Differentiating amyloid beta spread in autosomal dominant and sporadic Alzheimer's disease
By
Elizabeth Levitis,
Jacob W. Vogel,
Thomas Funck,
Vladimir Halchinski,
Serge Gauthier,
Jonathan Voglein,
Johannes Levin,
Tammie L.S. Benzinger,
Yasser Iturria-Medina,
Alan C Evans,
Alzheimer's Disease Neuroimaging Initiative,
Dominantly Inherited Alzheimer Network
Posted 28 Jun 2021
bioRxiv DOI: 10.1101/2021.06.25.449939
Amyloid-beta (A{beta}) deposition is one of the hallmark pathologies in both sporadic Alzheimer's disease (sAD) and autosomal dominant Alzheimer's disease (ADAD), the latter of which is caused by mutations in genes involved in A{beta} processing. Despite A{beta} deposition being a centerpiece to both sAD and ADAD, some differences between these AD subtypes have been observed with respect to the spatial pattern of A{beta}. Previous work has shown that the spatial pattern of A{beta} in individuals spanning the sAD spectrum can be reproduced with high accuracy using an epidemic spreading model (ESM), which simulates the diffusion of A{beta} across neuronal connections and is constrained by individual rates of A{beta} production and clearance. However, it has not been investigated whether A{beta} deposition in the rarer ADAD can be modeled in the same way, and if so, how congruent the spreading patterns of A{beta} across sAD and ADAD are. We leverage the ESM as a data-driven approach to probe individual-level variation in the spreading patterns of A{beta} across three different large-scale imaging datasets (2 SAD, 1 ADAD). We applied the ESM separately to the Alzheimer's Disease Neuroimaging initiative (N=737), the Open Access Series of Imaging Studies (N=510), and the Dominantly Inherited Alzheimer's Network (N=249), the latter two of which were processed using an identical pipeline.
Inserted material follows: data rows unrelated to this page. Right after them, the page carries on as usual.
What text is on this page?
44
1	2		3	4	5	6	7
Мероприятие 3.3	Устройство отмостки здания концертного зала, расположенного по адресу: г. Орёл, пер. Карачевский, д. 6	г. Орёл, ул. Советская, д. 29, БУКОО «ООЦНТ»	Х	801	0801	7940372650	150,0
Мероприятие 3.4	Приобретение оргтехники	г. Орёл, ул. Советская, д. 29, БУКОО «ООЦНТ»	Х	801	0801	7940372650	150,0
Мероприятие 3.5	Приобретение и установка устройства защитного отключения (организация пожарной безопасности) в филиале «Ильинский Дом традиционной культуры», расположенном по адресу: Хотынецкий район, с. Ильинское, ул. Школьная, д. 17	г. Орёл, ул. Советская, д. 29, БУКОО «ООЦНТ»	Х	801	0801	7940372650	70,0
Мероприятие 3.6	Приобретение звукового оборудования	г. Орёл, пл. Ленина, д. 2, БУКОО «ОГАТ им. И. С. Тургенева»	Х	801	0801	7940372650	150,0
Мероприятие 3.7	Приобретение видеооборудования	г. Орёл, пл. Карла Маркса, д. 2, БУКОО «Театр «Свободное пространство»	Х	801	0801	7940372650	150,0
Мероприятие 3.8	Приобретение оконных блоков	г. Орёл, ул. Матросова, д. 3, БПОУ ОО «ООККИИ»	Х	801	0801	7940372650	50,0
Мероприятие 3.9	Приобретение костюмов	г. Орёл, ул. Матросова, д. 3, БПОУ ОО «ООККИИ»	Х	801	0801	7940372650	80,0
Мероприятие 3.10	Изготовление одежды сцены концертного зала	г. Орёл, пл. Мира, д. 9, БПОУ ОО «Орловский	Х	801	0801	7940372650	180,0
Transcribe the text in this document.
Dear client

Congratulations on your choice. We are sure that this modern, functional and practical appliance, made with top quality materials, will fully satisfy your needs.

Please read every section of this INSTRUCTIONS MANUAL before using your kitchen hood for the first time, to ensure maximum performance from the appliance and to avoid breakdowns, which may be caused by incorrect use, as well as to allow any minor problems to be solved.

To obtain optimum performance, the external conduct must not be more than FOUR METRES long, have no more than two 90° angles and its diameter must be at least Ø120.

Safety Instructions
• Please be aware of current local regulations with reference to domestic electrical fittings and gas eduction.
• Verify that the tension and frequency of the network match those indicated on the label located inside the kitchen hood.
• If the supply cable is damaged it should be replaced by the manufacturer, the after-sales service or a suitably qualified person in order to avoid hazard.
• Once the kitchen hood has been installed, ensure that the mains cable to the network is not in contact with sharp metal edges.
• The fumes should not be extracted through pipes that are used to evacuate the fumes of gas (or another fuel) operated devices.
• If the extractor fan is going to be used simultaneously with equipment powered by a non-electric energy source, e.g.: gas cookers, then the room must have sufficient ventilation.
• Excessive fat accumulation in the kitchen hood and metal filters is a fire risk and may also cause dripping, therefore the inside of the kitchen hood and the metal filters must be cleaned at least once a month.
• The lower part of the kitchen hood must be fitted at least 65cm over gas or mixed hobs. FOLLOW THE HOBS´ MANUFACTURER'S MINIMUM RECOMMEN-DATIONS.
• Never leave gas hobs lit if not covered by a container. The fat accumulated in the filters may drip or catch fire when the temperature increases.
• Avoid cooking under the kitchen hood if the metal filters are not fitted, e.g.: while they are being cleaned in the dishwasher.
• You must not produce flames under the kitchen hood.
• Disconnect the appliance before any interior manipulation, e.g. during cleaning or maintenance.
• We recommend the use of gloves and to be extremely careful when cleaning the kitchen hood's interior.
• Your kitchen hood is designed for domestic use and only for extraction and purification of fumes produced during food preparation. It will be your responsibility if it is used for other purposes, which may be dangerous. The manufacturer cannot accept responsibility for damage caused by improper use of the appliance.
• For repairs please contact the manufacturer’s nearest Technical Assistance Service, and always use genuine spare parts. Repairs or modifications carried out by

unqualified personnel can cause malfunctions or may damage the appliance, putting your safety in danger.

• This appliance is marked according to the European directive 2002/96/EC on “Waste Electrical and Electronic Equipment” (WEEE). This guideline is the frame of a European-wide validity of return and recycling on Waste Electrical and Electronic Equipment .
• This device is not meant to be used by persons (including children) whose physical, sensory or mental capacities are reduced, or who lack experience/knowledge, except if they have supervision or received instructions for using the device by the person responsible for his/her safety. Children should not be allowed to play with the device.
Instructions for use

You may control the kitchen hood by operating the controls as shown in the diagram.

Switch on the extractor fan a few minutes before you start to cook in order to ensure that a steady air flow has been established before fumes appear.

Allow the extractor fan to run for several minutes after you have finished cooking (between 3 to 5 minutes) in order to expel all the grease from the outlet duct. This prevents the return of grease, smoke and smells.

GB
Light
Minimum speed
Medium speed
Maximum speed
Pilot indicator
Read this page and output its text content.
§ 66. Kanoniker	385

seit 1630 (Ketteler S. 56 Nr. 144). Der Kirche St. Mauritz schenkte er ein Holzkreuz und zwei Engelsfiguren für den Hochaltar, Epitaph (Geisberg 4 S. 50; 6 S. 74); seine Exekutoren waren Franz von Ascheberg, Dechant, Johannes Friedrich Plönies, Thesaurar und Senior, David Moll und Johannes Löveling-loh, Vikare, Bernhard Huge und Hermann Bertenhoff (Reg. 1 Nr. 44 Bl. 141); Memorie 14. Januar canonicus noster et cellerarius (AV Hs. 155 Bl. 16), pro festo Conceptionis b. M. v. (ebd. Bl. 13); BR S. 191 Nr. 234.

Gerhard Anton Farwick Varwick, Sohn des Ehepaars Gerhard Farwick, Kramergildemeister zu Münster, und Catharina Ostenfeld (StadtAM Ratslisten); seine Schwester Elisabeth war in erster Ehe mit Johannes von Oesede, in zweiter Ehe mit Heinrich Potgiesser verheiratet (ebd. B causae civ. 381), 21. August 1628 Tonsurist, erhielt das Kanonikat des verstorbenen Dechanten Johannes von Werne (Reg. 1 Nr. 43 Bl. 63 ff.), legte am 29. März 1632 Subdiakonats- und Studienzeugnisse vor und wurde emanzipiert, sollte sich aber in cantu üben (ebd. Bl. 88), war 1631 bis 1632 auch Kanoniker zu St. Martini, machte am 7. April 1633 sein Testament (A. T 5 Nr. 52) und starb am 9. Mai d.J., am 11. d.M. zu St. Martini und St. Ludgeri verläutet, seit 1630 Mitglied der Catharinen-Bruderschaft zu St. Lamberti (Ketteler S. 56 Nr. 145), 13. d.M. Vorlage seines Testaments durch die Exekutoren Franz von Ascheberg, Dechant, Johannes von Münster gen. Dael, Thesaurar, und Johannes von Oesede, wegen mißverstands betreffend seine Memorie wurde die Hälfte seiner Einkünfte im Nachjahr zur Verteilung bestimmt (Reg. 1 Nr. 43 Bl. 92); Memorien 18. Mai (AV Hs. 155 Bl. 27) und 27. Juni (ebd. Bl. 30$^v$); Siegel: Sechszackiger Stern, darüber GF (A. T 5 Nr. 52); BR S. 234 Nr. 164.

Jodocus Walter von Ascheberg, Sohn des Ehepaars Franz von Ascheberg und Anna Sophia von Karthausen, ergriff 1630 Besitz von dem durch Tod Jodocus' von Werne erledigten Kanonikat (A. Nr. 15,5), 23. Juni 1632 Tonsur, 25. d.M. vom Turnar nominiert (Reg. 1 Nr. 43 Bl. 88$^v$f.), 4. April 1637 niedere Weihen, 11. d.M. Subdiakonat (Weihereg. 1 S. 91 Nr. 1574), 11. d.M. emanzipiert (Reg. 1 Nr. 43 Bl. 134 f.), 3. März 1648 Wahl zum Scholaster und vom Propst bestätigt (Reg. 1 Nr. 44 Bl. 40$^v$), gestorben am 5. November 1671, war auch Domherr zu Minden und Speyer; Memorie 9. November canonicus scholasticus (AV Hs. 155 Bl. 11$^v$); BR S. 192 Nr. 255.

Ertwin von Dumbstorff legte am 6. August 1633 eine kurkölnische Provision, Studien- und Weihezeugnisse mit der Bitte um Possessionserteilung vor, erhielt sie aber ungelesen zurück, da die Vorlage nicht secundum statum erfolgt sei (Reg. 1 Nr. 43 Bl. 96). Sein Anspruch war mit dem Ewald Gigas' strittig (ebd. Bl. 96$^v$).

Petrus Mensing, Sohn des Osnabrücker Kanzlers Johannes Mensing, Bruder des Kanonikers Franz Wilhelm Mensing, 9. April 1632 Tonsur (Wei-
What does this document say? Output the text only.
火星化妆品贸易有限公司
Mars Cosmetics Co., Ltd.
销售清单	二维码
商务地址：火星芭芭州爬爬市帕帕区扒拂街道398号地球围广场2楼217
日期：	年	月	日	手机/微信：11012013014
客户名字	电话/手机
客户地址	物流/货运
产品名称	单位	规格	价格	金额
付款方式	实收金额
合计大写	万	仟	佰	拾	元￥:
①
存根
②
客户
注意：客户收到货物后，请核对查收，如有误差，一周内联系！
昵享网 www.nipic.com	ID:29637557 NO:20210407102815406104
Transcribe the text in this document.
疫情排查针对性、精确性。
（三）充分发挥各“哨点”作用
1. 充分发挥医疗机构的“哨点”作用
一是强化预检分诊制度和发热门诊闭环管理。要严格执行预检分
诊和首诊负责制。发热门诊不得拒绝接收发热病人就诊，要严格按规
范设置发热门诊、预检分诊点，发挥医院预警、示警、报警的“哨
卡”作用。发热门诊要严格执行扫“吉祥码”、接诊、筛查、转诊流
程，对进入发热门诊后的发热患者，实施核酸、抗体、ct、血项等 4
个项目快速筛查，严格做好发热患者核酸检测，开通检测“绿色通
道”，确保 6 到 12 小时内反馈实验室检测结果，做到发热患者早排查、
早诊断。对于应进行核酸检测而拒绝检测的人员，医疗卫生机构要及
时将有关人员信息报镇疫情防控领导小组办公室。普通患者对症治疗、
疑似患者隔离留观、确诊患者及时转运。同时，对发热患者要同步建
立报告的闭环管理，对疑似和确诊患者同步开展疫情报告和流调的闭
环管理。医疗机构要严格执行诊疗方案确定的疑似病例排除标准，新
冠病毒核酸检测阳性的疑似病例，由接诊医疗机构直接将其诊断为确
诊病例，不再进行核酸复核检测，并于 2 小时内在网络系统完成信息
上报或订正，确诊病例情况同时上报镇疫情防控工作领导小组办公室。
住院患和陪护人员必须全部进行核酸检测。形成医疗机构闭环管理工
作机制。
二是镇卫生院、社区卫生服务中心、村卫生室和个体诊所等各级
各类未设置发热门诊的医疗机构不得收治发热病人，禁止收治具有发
We assessed inter- and intra-individual model performance in each dataset separately, and further identified the most likely epicenter of A{beta} spread for each individual. Using epicenters defined in previous work in sAD, the ESM provided moderate prediction of the regional pattern of A{beta} deposition across all three datasets. We further find that, while the most likely epicenter for most A{beta}-positive subjects overlaps with the default mode network, 13% of ADAD individuals were best characterized by a striatal origin of A{beta} spread. These subjects were also distinguished by being younger than ADAD subjects with a DMN A{beta} origin, despite having a similar estimated age of symptom onset. Together, our results suggest that most ADAD patients express A{beta} spreading patters similar to those of sAD, but that there may be a subset of ADAD patients with a separate, striatal phenotype.